Make sure and clean them well, right before using. The chanterelles sometimes require breaking them apart to clean all the grooves and folds where pine needles hide. Do not soak them and dry them well with a clean kitchen towel after cleaning because if they soak up too much water the flavor is compromised.

The best way to get the flavor of a wild mushroom is to slice them and sauté them in butter and garlic. Plain, simple honest. Mushrooms in general, love butter and you will love them in butter. Spoon this on anything from winter squash to steaks or eat out of the pan. I personally love mushroom soup. Love. Here is my long standing favorite mushroom soup from the venerable “Moosewood cookbook” by my hero Mollie Katzen. Take advantage of this particularly bumper crop mushroom season to cook this up.

Paleo chanterelle mushroom soup

Paleo chanterelle mushroom soup

Hungarian wild mushroom soup
This tasty soup can be a meatless main course good for two people or a starter for 4. Takes about an hour to prepare. I used chanterelles and highly recommend them here. This is excellent poured over chicken breasts and baked or as a gravy.  It can be made Paleo by subbing coconut milk for the milk and foregoing the sour cream. I almost like it this way better. :)

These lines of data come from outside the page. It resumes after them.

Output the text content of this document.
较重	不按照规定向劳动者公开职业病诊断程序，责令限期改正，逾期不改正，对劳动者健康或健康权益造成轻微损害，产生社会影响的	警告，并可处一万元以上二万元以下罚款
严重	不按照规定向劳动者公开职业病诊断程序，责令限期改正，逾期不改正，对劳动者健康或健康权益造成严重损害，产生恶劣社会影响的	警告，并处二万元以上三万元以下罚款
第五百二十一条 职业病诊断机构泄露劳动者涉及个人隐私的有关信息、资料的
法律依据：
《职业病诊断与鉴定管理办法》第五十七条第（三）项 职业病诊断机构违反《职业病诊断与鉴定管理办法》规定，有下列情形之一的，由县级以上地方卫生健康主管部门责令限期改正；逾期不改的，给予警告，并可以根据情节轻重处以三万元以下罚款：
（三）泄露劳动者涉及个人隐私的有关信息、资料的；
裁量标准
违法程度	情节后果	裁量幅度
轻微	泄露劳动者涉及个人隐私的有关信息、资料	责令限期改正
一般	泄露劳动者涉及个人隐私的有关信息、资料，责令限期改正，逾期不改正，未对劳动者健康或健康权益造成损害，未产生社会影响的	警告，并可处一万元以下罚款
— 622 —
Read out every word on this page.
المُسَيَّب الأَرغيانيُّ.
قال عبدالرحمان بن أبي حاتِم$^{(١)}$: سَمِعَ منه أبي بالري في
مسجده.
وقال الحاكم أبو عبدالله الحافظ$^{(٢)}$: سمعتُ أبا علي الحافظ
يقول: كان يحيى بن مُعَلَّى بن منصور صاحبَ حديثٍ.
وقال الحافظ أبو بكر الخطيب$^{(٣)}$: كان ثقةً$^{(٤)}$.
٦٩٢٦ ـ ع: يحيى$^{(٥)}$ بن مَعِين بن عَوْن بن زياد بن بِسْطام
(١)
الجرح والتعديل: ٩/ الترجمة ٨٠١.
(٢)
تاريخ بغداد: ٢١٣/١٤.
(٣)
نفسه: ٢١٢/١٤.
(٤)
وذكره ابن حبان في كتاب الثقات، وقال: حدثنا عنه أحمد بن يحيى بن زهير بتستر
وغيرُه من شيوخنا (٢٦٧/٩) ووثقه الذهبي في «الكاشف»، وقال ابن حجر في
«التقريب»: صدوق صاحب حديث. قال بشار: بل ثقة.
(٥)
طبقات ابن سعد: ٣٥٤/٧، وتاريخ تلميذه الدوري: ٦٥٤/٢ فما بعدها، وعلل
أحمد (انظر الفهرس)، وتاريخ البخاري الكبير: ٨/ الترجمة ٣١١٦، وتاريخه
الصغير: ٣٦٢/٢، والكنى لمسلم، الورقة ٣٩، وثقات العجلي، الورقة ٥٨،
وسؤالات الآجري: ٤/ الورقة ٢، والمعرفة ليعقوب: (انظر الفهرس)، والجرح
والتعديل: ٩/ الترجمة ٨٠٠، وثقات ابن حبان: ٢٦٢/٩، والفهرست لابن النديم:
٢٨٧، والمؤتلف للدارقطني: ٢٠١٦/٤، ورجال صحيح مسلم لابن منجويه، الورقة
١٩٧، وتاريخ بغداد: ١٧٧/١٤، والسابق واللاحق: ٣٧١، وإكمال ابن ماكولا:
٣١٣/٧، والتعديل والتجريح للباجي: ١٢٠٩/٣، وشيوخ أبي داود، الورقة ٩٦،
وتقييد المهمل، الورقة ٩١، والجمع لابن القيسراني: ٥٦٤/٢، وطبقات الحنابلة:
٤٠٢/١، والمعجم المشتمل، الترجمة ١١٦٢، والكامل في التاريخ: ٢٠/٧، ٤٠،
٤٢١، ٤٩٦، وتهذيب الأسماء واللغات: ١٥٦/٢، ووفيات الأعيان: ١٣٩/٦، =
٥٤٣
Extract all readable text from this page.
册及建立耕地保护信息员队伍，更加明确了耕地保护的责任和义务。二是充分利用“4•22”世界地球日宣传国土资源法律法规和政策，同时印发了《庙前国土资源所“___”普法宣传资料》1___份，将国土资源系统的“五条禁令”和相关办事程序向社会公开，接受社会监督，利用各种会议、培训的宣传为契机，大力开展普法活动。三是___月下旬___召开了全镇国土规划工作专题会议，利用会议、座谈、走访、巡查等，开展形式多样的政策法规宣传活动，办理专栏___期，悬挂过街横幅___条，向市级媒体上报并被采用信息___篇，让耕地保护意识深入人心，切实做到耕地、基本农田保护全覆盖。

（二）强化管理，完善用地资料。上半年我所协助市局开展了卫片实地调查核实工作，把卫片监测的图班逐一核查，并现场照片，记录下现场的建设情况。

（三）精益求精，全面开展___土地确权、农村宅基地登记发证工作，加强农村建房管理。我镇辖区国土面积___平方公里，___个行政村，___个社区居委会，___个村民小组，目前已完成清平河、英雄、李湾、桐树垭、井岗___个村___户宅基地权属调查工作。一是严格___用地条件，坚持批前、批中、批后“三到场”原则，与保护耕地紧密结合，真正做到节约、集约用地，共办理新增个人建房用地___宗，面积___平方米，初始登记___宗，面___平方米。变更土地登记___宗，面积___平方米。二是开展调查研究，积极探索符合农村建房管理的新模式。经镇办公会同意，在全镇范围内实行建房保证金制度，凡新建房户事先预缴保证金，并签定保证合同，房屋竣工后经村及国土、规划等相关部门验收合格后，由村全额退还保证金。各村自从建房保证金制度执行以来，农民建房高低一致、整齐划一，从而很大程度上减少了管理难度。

2 tablespoons of butter (yup!)
2 cups of chopped sweet onions
1.5 to 2 pounds of wild mushrooms, sliced
1 teaspoon of kosher or flaked salt
2-3 teaspoons of dried dill
Or 2-3 tablespoons of fresh dill, minced
1-2 teaspoons of sweet paprika
1 tablespoon of fresh squeeze lemon juice
3 tablespoons of arrowroot powder for gluten free
2 cups of a mild stock or water
1 cup coconut milk
OR 1 cup of milk
Black pepper to taste and a sprinkle of crushed red pepper (red pepper optional)
1/2 cup of sour cream (optional)
Finely minced fresh parsley for the top

Click up your heels! You are about to make history! Melt the butter in a large dutch oven or soup pot. Add the onions and sauté over medium heat for about 5 minutes till fragrant and seductive. Reverently add the mushrooms, salt, dill and paprika. Sauté for a minute, the cover and cook for about 15 minutes, stirring now and then. Then stir in the lemon juice.

Reduce the heat to medium low and cook and stir for another 5 minutes or so. Add the water/stock with the arrowroot powder dissolved in it and cook for 10 more minutes while stirring and drooling. (Try not to get it in the pot) Stir in the milk, (or coconut milk) black pepper and crushed red pepper. Taste and adjust the seasonings. When it is perfect, work in the sour cream and heat gently, no boiling at this point, till it gets hot but not boiling. Serve topped with the freshly mince parsley. Enjoy this golden delicious NW wonder!

Comments

  1. tasteofdivine says

    I love love LOVE chanterelles! They are so good sauteed in butter that I have never tried another way of preparing them, but this soup looks really good. I just might have to give it a try. Pinning now for later, thanks!

  2. Malia Jacobsen says

    I have some chanterelles and I knew just where to go for a good recipe. I’m looking forward to dinner. Mahalo!